Desde que era niña, me fascinaban las mariposas. Sus alas de colores, su forma de danzar en el viento... Para mí, eran mágicas.
Recuerdo mirarlo a él —a Ghost, siempre tan serio— mientras le extendía una pequeña mariposa que se había posado en mi mano. —¡Me encantan las mariposas! —le dije sonriendo.
Él frunció el ceño, cruzando los brazos. —Yo las odio.
Reí, como si no pudiera tomarme en serio sus palabras. Ghost era así: frío por fuera, pero yo sabía que, en el fondo, no era tan duro como aparentaba. —Eres tan lindo —le dije, riendo más fuerte al ver cómo apartaba la mirada.
—No —gruñó en respuesta, pero sus orejas se habían puesto rojas.
Pasaron los años. Un día me enteré que Ghost... se había mudado. Sin decir adiós, sin explicaciones. Solo se fue, como si nunca hubiera existido. Y yo me quedé, con mis mariposas y un hueco en el pecho.
El tiempo voló. Una tarde cualquiera, una amiga me escribió: —¿Vienes a mi casa?
No tenía nada que hacer, así que respondí: —Okay.

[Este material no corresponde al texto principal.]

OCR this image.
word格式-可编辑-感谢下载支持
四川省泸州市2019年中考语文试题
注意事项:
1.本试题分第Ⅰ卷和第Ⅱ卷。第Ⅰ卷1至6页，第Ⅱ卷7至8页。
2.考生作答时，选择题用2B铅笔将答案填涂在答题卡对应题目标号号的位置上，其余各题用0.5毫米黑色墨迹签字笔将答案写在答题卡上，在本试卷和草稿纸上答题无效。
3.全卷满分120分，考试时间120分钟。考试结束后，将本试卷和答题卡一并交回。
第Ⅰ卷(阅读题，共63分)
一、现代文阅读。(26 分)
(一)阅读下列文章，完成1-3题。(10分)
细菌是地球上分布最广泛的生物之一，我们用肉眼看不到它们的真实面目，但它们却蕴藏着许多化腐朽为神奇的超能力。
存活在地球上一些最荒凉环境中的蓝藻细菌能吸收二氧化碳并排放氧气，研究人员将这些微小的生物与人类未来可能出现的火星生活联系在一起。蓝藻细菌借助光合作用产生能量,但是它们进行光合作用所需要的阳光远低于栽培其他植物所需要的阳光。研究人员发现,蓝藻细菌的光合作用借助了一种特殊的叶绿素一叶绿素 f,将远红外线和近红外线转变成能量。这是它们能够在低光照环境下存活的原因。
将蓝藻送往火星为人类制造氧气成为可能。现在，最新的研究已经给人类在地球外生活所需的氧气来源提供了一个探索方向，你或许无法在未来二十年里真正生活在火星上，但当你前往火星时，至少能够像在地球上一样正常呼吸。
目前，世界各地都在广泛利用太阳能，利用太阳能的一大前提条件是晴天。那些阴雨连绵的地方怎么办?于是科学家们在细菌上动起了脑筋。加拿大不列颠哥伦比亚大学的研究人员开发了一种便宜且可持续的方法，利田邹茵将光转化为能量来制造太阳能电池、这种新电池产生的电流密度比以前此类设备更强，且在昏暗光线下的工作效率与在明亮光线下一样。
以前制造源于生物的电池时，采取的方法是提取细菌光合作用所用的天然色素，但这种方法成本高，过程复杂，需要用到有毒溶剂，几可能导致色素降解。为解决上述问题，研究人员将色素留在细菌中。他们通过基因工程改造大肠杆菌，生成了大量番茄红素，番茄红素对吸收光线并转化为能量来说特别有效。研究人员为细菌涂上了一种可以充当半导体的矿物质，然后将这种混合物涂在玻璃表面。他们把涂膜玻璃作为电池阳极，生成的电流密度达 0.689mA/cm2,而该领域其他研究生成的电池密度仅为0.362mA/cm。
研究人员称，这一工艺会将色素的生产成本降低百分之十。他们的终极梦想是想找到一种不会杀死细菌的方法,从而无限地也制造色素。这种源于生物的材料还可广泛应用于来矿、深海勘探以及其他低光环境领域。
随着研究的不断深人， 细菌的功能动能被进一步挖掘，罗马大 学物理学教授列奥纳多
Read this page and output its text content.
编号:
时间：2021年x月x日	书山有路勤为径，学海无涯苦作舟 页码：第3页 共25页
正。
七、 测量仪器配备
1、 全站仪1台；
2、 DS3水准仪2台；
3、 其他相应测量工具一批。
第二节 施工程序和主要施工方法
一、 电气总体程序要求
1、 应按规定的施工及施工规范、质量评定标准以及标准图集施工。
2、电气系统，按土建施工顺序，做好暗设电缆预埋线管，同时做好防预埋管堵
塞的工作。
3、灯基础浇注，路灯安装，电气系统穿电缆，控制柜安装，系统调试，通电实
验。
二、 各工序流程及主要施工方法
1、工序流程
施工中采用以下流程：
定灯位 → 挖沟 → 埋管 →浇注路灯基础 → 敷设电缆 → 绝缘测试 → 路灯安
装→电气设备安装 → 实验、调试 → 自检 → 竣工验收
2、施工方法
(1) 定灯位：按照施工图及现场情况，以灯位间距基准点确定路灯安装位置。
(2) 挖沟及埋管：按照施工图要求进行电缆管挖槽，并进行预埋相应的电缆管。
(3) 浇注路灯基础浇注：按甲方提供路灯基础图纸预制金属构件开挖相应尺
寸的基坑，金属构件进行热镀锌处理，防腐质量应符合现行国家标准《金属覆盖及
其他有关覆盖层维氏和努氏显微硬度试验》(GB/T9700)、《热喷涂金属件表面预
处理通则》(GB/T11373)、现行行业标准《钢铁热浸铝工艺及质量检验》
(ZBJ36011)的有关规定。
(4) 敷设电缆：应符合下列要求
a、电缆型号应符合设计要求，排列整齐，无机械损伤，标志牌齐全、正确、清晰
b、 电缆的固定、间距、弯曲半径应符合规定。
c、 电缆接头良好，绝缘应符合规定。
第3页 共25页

Salí caminando. El cielo estaba azul, y algunas mariposas revoloteaban entre las flores del parque. Sonreí, sintiendo nostalgia. Fue entonces que lo vi.
Un chico alto, de espalda ancha, caminaba delante de mí. Sin pensarlo, una mariposa se cruzó en su camino... y él la pisó. Sin emoción, murmuró: —Odio las mariposas.
Me detuve, el corazón en la garganta. Esa voz. Ese desprecio tan infantil.
Corrí unos pasos hacia él, con un temblor en la voz: —¿Eres tú?
Él se giró lentamente. Ya no era el niño que conocí, pero sus ojos... esos ojos grises... seguían siendo los mismos. Me miró como si no pudiera creerlo.
—¿Eres realmente tú? —repetí, apenas un susurro.
Ghost sonrió, apenas, como si el tiempo no hubiera pasado. Y, por primera vez, pensé que tal vez... aunque odiara las mariposas, aún podía amarme a mí.